Bose Einstein condensation is the macroscopic accumulation of particles in the lower energy state of a potential well. The gas of condensed atoms can then be considered as a single particle. The dynamic evolution of a {Bose Einstein condensate} in the inclined network without temporal modulation is much richer and more varied than the evolution of an atom, due to the non-linearity introduced by the description in mean field of interactions between particles.

We have shown that the quantum dynamics of Bose Einstein's condensate is described by a classical trajectory in this ad hoc phase space and corresponds to that of a quasi-integrable Hamiltonian system, including a chaotic temporal evolution (in the classical sense). . The formal analogy demonstrated between the quantum dynamics of condensate in an inclined network and the dynamics of a chain of coupled classical non-linear oscillators is a new and remarkable result,

- Reconstruction of the wave function {\ it via} the Bloch oscillations

Finally, we established a method, using Bloch oscillations and allowing the complete determination of the atomic wave function. If Heisenberg's principle of indeterminacy prevents us from jointly defining position and speed exactly, there is, in fact, no limit to the knowledge of the wave function. The expression of the wave function in real space plays a major role in our understanding of quantum mechanics, and the implementation of an experimental technique to reconstruct it is of great interest \ footnote {Then that the spatial probability distribution is often easily measurable, the measurement of the phase generally requires the use of an additional method and often incompatible, because the measurement of the position of a quantum system generally erases the information

Left-handed materials induced by quantum coherences

Research subject developed as part of my post-doctorate in collaboration with Paul  Mandel of the  Université Libre de Brussls (Belgium) --- this subject is no longer active

In 1964, Veselago theoretically studied the propagation of electromagnetic waves in material media with real and negative permittivity and permeability.

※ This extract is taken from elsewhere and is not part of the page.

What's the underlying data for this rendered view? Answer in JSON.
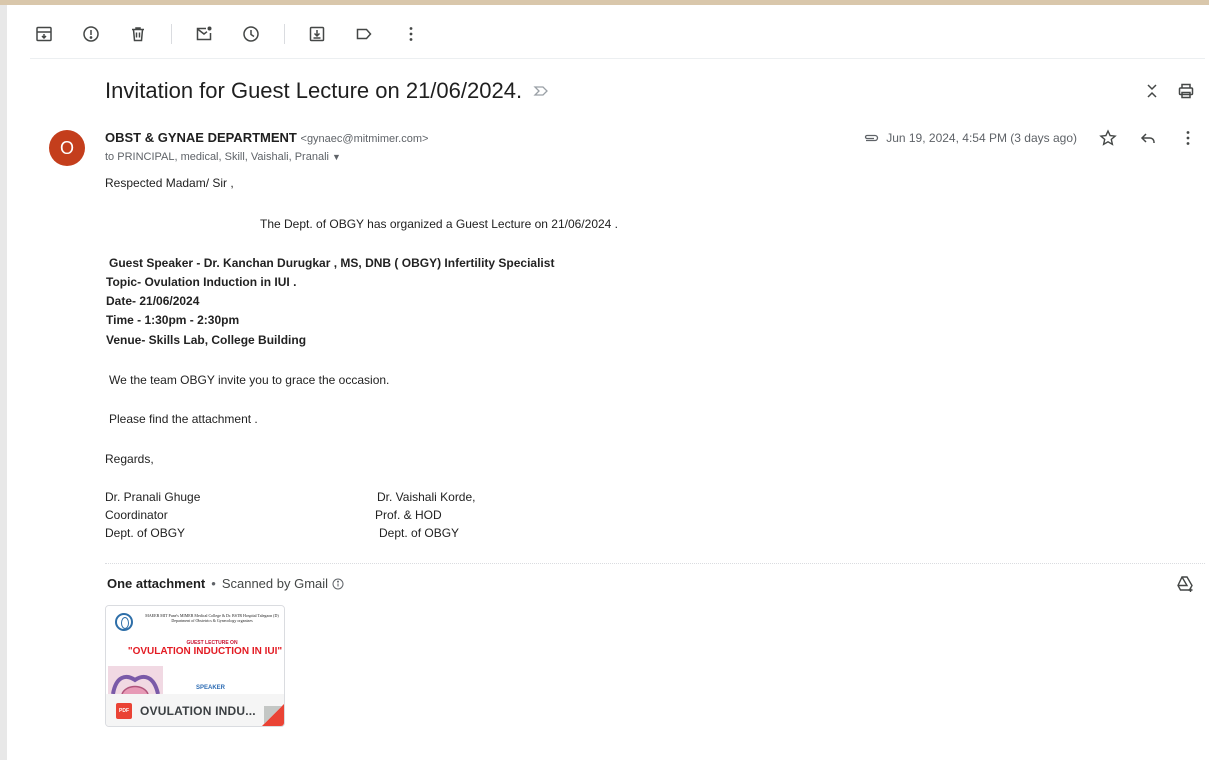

The reflection index is then real and the medium propagates the electromagnetic waves. The striking fact is that by studying the conditions of passage of the fields, Veselago shows that these materials must be assigned a negative reflection index. Moreover, in these materials, the trihedron formed by the electric field, magnetic excitation and the wave vector vectors is indirect, that is to say that it follows the rule of the left hand. Such environments were then called `` left-handed materials ''.

In 2000, Pendry demonstrated that left-handed materials make it possible to focus electromagnetic waves below the wavelength of radiation by amplifying evanescent waves. Left-handed materials thus open the way to the production of "perfect lenses". Since then, motivated by technological applications, the study and production of left-handed materials have been the subject of considerable research efforts. The interest of left-handed materials is twofold, both theoretical and practical. Experimentally, the first left-handed material was obtained in the microwave field by the use of a network of metallic electromagnetic resonators.

Our approach is to use atomic transitions like electromagnetic resonators in order to modify the electromagnetic constants in a spectral domain close to the transition frequencies: an electric dipole transition plays the role of the electric resonator and a magnetic dipole transition plays the role of the magnetic resonator .

From a general scheme involving four atomic levels, we presented the first theoretical demonstration of the existence of left-handed parameter domains in an atomic gas. The absorption has been reduced by playing on the quantum interference between transition amplitudes. In addition, using the spectroscopic properties of the erbium ion placed in a crystal matrix, we presented a different scheme allowing the first theoretical demonstration of left-handed properties of a crystal due to quantum coherences. It is remarkable that the left-handed domain is centered around the wavelength used for telecommunications transmissions (1.54 µm).